Some Data Centre/Colocation Service Level Agreements (SLA’s) can be extremely misleading, complex and are often quoted during the sales process to imply reliability.

Most Data Centres have extremely robust infrastructure; but don’t assume an SLA will offer you much protection.

SLA’s usually refer to three areas of the data centre infrastructure;

· Power

· Atmosphere (temperature, humidity, particulate level)

· Connectivity

Each of these then has the following:

· The Uptime Promise

· Method of measurement

· Compensation level


1. Uptime %

You would imagine this is the main focus of the agreement (well it can be for the marketing department). It is usually expressed as a % of availability over a time period, eg 99.995% & this is sometimes converted into the number of hours/minutes/seconds of downtime per month that triggers the SLA. It can, however, be meaningless depending on the following:


2. Measurement Method

a) Power is straightforward you would think, it is pretty much on or off. However a momentary loss, change of voltage or frequency can cause huge problems for server infrastructure with potential data loss & corruption, but not trigger the SLA even if it is 99.995%. Most facilities offer two power feeds & the SLA is usually built around both feeds failing, if one is up & your infrastructure fails, it’s your problem.

b) Cooling

The SLA will give you a window of operating temperatures, for example 22-26 degrees C.
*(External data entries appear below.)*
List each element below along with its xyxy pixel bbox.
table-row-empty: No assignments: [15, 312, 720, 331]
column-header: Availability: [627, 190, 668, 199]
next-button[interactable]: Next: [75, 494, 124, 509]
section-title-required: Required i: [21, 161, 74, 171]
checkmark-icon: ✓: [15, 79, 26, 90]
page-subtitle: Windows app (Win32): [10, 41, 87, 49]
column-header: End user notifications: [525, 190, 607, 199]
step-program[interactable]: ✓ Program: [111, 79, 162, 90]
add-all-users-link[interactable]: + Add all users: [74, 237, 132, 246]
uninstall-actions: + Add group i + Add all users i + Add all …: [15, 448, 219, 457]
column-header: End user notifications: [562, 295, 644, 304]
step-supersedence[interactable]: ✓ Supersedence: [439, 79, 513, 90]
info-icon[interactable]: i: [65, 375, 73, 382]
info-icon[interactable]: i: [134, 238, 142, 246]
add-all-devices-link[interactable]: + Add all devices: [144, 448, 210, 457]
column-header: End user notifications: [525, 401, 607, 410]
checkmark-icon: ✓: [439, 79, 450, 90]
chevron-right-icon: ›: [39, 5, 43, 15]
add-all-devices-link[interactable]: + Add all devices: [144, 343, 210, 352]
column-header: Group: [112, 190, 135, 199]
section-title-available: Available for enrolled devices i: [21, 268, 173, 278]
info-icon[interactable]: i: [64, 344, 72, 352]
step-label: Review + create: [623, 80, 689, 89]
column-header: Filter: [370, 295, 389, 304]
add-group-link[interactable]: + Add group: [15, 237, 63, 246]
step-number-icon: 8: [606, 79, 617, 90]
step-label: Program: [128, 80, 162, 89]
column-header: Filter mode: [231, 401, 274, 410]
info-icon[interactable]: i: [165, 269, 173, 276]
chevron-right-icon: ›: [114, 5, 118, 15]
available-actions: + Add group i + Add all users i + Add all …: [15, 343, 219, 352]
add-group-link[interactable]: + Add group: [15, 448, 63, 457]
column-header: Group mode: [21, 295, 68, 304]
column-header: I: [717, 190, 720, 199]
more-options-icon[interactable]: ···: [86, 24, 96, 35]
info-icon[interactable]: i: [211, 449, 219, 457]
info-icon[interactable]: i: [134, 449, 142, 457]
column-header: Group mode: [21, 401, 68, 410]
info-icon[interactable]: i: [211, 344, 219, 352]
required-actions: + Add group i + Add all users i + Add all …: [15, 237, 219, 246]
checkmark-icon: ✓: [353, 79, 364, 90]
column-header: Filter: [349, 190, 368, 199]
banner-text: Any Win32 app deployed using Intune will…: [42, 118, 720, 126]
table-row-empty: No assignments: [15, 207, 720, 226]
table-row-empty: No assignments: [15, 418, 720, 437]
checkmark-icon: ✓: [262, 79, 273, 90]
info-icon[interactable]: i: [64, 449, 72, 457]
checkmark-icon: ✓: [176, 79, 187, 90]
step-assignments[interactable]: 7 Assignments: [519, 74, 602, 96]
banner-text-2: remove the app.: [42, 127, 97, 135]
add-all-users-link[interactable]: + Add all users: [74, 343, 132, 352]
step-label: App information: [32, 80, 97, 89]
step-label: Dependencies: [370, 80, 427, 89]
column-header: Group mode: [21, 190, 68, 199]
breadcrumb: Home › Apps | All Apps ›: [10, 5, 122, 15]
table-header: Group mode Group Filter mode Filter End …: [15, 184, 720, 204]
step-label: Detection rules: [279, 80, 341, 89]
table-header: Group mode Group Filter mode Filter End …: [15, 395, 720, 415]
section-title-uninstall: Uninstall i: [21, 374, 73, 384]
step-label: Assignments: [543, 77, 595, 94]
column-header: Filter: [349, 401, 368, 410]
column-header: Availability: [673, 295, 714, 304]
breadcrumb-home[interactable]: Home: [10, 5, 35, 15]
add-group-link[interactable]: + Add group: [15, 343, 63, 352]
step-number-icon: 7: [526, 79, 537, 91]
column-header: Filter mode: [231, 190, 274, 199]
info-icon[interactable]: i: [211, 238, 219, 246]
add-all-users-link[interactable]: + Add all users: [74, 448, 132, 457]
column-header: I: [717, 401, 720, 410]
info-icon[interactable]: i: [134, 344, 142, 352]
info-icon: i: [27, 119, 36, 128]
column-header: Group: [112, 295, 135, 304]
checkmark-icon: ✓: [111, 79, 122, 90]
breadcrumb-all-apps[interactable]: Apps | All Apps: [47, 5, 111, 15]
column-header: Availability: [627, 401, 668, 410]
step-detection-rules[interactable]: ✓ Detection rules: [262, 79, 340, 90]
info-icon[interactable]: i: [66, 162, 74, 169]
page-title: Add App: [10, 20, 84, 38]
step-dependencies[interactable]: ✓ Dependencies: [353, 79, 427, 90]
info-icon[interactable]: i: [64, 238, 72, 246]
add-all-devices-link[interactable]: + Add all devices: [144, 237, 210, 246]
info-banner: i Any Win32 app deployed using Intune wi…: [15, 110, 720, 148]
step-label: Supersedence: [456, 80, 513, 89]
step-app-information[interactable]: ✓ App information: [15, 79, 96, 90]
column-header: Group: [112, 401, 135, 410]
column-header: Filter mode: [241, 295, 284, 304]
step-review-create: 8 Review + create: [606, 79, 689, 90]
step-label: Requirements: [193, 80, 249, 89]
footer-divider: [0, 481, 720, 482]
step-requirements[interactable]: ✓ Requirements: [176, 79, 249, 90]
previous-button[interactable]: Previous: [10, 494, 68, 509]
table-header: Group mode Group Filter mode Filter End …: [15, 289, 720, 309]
Firstly you need to see where these are measured from, is it in front of the racks (which you can measure) or in the cooling supply chamber under the floor or overhead (which you can’t). Temperatures can vary within any data centre aisle as some racks will draw much more power and air than others, this can mean your rack is much hotter than others but the aisle stays ‘within SLA’. Is it measured as an average? Some facilities have client portals that give full visibility of environmental data. If your data centre doesn’t, it is worth asking for access to it. Just remember to ask where the sensors are & do they relate to your SLA?

c) Humidity

Many of the newer cooling systems supply filtered outside air. The downside to this is that there is less control over humidity, particularly as water evaporation is often used to cool the air, which increases the moisture content. High or low humidity can be terminal for servers (if you’ve read this far I’m sure you won’t need to ask why), consequently it is frequently left out of some SLA’s. If it is in there take a look at where & how it is measured.

d) Contamination

Not common in many SLA’s but it should be, the same questions apply – how and where is it measured? I’m sure you have opened a server at some point to find a layer of fine dust inside – not ideal.

e) Connectivity

Connectivity SLA’s can be really tricky because of the potential complexity of networks themselves so I will write a separate article, as quite often these are supplied by third parties.


3. Compensation

For most outages, the potential financial & reputational loss to your company or your clients is not proportional to what you will get as compensation. Compensation is usually a % of your DC charges. So navigate through the SLA & prove the DC was at fault, it will usually add insult to injury by offering a pitiful amount.


In Summary – Do your homework on the facilities infrastructure, have a critical look at the SLA & set up your own monitoring.